A partir desse ponto o filósofo e o psicanalista se distanciam, pois, o engano em psicanálise é
estrutural e não se emancipa dele, como queria Platão. Assim como não parece ser uma hipótese
necessária à psicanálise que o saber já estava em posse do paciente. Afinal de contas, onde estava
o inconsciente antes de uma sessão? Lacan responderia que em lugar algum e simultaneamente
que esteve sempre presente. O inconsciente não é recordado, mas produzido. E quando isso ocorre,
o feito produzido é que o saber não sabido sempre existiu.

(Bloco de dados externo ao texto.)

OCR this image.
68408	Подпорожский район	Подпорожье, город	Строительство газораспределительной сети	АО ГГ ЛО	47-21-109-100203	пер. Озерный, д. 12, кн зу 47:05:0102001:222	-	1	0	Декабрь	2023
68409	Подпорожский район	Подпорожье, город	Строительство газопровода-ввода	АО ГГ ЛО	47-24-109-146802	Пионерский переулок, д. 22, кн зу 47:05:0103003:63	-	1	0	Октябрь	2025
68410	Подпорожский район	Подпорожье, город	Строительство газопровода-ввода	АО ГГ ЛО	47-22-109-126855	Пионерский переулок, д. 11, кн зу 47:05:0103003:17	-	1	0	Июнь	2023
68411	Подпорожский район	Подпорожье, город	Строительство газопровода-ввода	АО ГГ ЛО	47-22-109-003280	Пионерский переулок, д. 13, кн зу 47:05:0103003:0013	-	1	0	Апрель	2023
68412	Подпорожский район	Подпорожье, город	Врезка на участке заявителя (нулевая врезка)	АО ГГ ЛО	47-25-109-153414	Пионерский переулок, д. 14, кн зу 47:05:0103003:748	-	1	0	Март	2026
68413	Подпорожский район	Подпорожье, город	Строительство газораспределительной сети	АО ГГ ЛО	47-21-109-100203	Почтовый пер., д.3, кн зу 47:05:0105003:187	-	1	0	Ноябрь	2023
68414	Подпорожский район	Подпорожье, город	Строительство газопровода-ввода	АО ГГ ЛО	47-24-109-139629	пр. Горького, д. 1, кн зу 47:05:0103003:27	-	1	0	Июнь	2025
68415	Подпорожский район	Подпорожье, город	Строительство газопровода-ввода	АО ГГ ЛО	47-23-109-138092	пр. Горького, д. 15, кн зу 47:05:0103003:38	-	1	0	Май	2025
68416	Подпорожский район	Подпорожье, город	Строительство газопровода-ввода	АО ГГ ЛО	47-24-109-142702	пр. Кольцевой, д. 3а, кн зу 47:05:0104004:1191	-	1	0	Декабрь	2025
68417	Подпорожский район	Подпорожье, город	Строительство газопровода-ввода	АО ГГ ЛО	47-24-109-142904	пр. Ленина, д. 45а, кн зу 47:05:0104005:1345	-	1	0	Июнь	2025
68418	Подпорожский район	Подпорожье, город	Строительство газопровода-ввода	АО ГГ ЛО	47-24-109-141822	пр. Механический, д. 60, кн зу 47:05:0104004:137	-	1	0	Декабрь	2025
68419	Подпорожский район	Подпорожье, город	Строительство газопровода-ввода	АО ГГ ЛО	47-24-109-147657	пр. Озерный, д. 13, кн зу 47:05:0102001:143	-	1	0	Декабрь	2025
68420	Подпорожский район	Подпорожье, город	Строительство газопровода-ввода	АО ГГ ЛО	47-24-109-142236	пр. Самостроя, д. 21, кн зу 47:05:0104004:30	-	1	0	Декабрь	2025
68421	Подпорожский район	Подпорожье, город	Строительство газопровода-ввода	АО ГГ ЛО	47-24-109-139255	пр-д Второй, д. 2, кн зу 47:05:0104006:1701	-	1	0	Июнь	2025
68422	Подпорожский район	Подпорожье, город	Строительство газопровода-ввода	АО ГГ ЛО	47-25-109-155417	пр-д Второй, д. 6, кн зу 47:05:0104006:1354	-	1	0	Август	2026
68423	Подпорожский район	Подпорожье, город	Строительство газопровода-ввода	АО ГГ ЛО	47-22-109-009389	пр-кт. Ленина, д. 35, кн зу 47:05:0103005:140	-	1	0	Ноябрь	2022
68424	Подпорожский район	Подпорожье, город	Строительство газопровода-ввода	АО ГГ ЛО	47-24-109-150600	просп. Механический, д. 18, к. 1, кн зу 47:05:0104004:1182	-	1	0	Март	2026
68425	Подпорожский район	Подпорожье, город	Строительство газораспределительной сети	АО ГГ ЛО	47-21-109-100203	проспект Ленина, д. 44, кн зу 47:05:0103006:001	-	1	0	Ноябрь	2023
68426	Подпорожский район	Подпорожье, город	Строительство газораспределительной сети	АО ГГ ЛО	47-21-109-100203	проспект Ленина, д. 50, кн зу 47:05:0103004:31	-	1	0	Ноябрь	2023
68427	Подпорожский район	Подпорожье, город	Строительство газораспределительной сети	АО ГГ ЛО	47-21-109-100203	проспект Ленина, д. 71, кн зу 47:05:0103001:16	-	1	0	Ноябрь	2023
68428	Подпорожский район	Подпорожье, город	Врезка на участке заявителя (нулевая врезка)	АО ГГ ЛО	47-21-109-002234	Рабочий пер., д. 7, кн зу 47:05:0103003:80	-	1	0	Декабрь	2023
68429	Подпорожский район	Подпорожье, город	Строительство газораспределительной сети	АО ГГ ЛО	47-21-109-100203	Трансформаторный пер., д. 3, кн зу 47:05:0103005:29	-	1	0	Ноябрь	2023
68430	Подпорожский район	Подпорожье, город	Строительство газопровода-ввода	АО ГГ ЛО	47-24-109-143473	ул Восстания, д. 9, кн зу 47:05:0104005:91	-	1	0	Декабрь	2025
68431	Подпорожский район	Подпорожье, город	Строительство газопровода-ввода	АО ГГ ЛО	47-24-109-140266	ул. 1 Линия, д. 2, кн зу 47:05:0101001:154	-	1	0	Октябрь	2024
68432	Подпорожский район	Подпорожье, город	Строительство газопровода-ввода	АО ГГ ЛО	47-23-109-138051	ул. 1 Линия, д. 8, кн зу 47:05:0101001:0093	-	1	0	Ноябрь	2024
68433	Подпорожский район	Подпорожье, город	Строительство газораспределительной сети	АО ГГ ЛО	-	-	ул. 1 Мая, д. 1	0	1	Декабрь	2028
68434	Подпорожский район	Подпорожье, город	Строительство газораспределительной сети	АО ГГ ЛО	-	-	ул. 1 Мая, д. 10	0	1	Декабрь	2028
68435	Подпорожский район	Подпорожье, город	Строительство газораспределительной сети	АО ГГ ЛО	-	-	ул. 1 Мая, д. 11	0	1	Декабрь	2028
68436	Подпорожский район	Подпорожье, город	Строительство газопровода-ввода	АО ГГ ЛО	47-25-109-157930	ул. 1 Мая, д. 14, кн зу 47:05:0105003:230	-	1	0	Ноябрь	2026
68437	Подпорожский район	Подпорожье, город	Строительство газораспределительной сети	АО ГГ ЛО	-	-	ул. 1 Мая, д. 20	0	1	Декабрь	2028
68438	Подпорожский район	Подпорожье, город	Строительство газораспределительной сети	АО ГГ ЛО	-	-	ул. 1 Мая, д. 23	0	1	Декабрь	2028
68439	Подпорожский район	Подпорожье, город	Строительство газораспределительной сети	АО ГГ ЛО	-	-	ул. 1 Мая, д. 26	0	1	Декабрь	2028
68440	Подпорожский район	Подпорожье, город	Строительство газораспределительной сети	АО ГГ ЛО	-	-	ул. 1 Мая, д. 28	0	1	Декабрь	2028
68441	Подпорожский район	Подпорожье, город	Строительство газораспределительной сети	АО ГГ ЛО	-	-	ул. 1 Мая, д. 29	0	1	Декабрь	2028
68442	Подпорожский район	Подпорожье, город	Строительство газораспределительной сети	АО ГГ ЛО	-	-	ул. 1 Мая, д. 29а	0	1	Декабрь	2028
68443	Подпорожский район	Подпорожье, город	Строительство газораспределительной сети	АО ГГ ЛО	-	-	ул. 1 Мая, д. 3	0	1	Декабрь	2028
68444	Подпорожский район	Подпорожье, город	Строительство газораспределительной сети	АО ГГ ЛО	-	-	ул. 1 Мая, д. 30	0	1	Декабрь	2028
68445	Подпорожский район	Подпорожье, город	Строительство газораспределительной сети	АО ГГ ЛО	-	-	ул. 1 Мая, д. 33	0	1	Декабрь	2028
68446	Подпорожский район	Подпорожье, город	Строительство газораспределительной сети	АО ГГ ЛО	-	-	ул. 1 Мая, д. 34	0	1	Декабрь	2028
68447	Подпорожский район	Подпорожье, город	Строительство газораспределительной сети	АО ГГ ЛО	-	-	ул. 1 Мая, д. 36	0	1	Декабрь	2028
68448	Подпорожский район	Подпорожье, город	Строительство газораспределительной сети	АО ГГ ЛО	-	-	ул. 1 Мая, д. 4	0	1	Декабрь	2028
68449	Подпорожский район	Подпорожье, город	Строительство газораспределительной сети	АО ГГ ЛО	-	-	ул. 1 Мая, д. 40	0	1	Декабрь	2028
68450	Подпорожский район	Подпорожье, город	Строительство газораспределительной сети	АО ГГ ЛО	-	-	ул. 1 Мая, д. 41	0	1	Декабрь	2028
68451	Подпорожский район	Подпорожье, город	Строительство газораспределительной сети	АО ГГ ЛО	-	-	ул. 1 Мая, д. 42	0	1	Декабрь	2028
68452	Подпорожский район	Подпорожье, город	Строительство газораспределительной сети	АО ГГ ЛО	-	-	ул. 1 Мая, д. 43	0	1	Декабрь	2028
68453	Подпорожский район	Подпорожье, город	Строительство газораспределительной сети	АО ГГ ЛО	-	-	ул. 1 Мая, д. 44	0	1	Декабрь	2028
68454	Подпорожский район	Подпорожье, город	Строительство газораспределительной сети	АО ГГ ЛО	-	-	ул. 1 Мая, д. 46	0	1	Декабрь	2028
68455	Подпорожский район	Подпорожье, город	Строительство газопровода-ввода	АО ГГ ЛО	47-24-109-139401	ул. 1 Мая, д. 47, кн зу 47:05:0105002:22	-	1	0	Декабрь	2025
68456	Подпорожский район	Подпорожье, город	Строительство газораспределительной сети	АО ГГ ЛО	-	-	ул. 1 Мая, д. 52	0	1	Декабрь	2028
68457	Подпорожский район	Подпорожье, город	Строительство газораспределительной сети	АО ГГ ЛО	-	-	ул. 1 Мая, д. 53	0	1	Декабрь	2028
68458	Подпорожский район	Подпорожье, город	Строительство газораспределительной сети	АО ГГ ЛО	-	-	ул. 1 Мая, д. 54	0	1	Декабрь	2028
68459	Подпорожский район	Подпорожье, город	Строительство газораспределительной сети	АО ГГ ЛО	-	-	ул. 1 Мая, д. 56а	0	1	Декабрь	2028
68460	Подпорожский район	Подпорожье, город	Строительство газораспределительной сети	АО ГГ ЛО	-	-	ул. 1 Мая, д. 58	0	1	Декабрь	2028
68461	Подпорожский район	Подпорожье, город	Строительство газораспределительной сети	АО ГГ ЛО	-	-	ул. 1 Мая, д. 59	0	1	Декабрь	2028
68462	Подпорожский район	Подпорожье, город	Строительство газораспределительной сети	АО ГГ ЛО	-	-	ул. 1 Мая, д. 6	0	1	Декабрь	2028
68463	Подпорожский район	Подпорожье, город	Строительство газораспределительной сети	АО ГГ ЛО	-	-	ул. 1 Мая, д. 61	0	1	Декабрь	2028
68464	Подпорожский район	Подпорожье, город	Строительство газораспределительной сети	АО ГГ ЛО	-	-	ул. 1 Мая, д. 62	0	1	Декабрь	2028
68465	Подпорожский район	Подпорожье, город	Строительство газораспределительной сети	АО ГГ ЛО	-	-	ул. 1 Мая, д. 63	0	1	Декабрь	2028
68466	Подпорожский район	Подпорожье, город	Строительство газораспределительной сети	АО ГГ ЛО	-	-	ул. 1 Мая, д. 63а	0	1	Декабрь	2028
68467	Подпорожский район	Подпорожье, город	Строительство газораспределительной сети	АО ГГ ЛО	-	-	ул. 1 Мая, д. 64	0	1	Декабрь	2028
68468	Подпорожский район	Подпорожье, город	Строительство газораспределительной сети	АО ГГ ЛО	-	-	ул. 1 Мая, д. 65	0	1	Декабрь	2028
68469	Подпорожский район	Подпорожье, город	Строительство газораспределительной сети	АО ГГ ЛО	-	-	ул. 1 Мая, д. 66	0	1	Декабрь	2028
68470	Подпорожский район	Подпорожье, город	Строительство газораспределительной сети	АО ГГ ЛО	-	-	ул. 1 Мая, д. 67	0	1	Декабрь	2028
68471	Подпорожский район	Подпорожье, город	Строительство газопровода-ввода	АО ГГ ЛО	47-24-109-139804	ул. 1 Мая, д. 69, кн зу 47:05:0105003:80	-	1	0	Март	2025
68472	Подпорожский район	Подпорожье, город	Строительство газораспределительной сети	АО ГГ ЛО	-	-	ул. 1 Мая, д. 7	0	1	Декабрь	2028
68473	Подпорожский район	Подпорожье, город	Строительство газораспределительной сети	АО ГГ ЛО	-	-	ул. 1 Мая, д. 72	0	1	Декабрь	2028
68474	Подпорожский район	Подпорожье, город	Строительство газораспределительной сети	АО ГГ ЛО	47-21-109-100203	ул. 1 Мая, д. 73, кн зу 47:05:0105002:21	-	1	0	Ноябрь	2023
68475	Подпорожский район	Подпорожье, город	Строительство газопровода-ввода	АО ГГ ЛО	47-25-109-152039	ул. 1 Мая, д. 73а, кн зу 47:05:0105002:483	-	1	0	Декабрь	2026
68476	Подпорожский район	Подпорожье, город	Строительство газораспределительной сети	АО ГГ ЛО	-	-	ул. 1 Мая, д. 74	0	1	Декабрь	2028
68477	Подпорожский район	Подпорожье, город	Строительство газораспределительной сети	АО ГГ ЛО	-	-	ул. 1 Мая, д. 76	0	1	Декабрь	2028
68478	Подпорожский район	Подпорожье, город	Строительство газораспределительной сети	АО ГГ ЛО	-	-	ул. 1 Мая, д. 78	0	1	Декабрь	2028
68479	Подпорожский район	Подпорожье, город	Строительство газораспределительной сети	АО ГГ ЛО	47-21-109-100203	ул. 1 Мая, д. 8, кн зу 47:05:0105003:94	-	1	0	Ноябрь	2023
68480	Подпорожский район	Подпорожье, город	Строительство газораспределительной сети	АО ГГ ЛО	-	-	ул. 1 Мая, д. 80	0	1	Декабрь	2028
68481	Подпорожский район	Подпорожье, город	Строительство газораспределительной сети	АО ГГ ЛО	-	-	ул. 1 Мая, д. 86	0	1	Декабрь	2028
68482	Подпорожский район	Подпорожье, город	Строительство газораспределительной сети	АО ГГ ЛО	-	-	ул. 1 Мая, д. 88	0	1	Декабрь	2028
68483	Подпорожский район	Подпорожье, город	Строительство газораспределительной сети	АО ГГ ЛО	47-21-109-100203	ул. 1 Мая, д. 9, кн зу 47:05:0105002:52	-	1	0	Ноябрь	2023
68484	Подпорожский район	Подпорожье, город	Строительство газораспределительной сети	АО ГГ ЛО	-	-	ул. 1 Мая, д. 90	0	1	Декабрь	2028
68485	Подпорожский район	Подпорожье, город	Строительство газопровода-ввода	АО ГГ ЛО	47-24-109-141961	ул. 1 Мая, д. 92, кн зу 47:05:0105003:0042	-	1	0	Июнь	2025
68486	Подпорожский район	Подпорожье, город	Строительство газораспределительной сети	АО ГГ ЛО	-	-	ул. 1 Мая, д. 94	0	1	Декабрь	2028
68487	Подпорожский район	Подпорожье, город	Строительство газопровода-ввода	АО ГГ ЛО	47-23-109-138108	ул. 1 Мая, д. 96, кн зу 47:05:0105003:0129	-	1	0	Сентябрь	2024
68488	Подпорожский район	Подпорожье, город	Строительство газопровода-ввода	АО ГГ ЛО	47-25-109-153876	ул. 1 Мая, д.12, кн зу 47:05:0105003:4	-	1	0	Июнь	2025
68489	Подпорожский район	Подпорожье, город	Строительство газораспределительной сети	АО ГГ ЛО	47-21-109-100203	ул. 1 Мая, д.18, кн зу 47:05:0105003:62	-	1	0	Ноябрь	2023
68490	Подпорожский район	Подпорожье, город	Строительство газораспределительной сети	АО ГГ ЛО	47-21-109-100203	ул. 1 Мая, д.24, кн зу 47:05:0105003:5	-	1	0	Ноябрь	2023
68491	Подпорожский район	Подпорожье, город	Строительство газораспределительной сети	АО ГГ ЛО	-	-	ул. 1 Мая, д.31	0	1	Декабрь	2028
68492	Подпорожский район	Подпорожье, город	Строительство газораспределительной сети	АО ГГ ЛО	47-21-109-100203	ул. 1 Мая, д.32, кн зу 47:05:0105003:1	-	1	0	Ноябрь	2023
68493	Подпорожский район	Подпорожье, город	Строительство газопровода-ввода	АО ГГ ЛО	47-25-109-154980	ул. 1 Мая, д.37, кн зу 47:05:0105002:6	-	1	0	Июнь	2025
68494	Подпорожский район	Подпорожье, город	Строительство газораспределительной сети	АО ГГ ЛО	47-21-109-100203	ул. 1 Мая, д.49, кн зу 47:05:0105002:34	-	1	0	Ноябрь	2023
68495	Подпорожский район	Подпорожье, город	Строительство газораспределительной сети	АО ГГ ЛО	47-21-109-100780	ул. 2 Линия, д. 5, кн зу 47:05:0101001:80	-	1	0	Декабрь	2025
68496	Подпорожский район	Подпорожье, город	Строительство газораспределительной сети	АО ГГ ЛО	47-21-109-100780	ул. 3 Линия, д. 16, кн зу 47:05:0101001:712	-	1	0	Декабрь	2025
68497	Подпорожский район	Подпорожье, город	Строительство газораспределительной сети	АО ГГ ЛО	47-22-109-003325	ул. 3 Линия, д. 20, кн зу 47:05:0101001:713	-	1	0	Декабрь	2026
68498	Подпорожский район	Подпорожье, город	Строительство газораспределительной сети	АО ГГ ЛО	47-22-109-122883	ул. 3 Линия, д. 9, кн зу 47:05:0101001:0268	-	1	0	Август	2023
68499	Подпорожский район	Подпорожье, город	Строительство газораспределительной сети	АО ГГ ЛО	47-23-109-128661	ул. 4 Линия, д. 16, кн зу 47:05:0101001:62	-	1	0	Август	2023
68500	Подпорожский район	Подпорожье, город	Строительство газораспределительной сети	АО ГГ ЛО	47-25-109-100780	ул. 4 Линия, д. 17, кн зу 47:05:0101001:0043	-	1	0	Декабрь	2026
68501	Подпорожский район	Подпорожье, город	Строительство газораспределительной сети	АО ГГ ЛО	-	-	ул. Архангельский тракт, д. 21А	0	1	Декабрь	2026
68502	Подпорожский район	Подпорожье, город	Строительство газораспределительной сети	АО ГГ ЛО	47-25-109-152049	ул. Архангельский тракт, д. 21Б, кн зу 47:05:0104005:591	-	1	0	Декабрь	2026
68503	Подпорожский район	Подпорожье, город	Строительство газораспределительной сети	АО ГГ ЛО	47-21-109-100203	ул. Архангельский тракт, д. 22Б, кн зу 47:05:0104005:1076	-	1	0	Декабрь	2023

Referências bibliográficas
CORDERO, Néstor Luis. A invenção da filosofia. São Paulo: Odysseus, 2011.
GHIRALDELLI, Paulo. Sócrates pensador e educador: a filosofia do conhece-te a ti mesmo. São
Paulo: Cortez, 2015.
KOYRÉ, Alexandre. (1973). Estudos de história do pensamento científico. Rio de Janeiro:
Forense, 2011.
LACAN, Jacques. (1965). A ciência e a verdade. Em: Escritos. Rio de Janeiro: Jorge Zahar, 1998.
______. (1960-1). O seminário, livro 8: a transferência. Rio de Janeiro: Jorge Zahar, 1992.
______. (1969-70). O seminário, livro 17: o avesso da psicanálise. Rio de Janeiro: Jorge Zahar,
1992.
______. (1975). Joyce, o sintoma. Em: Outros Escritos. Rio de Janeiro: Jorge Zahar, 2003.